Howard Z. Rosen, the plaintiffs' attorney, said both Security Pacific and the RTC were named in the suit because it isn't clear if Security Pacific was technically the owner of Gibraltar at the time of the layoffs, even though the acquisition had already been announced.

Security Pacific spokeswoman Deborah Lewis said Security Pacific isn't liable for damages because "the RTC is responsible for any liability in regard to the WARN Act." Security Pacific also maintains it did not lay off the Gibraltar workers because they were never employed by Security Pacific. Rather, the bank said, it did not offer temporary employment contracts to 180 of the 800 Gibraltar employees based in Simi Valley after the acquisition was announced.

The RTC maintains that the law does not apply when the federal government takes over insolvent thrifts. "It's the RTC's opinion that the WARN Act does not apply in these cases," RTC spokesman Kevin Shields said.

The suit seeks 60 days of regular pay and benefits for each former employee, a civil penalty of $500 per day, legal costs and other unspecified damages.

The four plaintiffs named in the suit are Susan Hearon, a former Gibraltar programmer analyst; Marlene Elliott, former payroll manager; Charmaine Iler, a former payroll supervisor; and Christina Khodagholizadeh, a former payroll clerk.

Gibraltar, once the nation's 10th-largest thrift, is one of the biggest institutions sold by the government since passage last year of legislation to clean up the troubled savings and loan industry.

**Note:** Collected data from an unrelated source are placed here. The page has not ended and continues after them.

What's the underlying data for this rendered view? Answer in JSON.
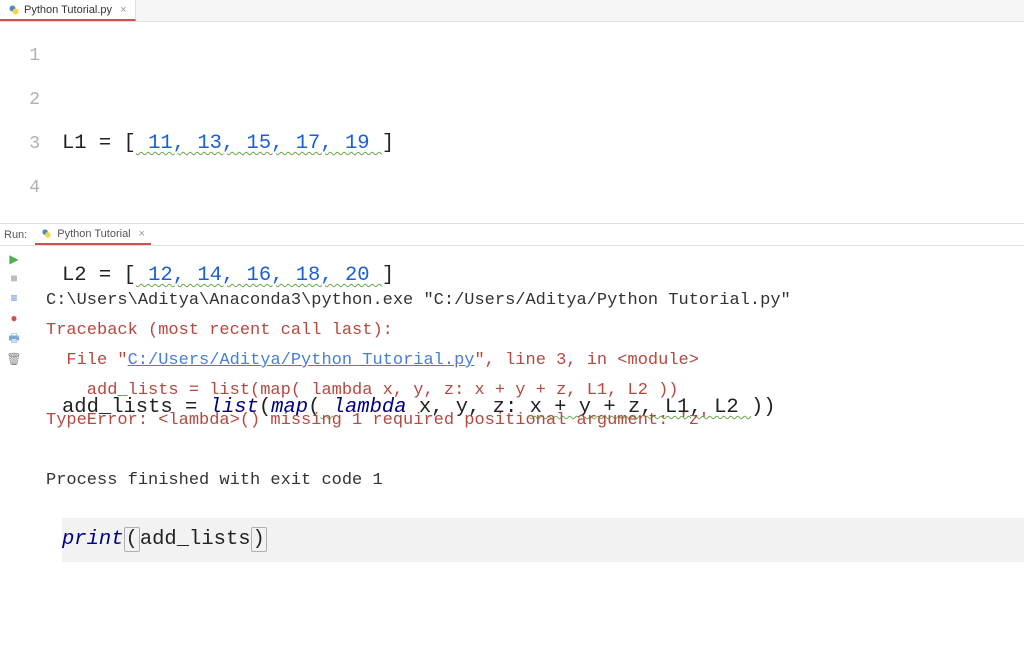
{
  "tabs": {
    "file": "Python Tutorial.py"
  },
  "gutter": {
    "l1": "1",
    "l2": "2",
    "l3": "3",
    "l4": "4"
  },
  "code": {
    "l1_id": "L1 ",
    "l1_eq": "= [",
    "l1_nums": " 11, 13, 15, 17, 19 ",
    "l1_close": "]",
    "l2_id": "L2 ",
    "l2_eq": "= [",
    "l2_nums": " 12, 14, 16, 18, 20 ",
    "l2_close": "]",
    "l3_id": "add_lists ",
    "l3_eq": "= ",
    "l3_list": "list",
    "l3_p1": "(",
    "l3_map": "map",
    "l3_p2": "(",
    "l3_space": " ",
    "l3_lambda": "lambda ",
    "l3_args": "x, y, z",
    "l3_colon": ": ",
    "l3_expr": "x + y + z, L1, L2 ",
    "l3_p3": "))",
    "l4_print": "print",
    "l4_p1": "(",
    "l4_arg": "add_lists",
    "l4_p2": ")"
  },
  "run": {
    "label": "Run:",
    "tab": "Python Tutorial"
  },
  "console": {
    "cmd": "C:\\Users\\Aditya\\Anaconda3\\python.exe \"C:/Users/Aditya/Python Tutorial.py\"",
    "tb_head": "Traceback (most recent call last):",
    "tb_file_pre": "  File \"",
    "tb_file_link": "C:/Users/Aditya/Python Tutorial.py",
    "tb_file_post": "\", line 3, in <module>",
    "tb_code": "    add_lists = list(map( lambda x, y, z: x + y + z, L1, L2 ))",
    "tb_err": "TypeError: <lambda>() missing 1 required positional argument: 'z'",
    "blank": "",
    "exit": "Process finished with exit code 1"
  },
  "icons": {
    "file_tab_close": "×",
    "run_tab_close": "×"
  }
}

The thrift lost $750 million in the last three years because of investments in high-risk securities, resorts and even "horse condos."

Terms of the sale of Gibraltar to Security Pacific have not been disclosed, but industry sources estimated the price to be about $140 million. Though the government has declined to comment, private sources have also estimated that Gibraltar's failure and rescue could cost taxpayers as much as $400 million.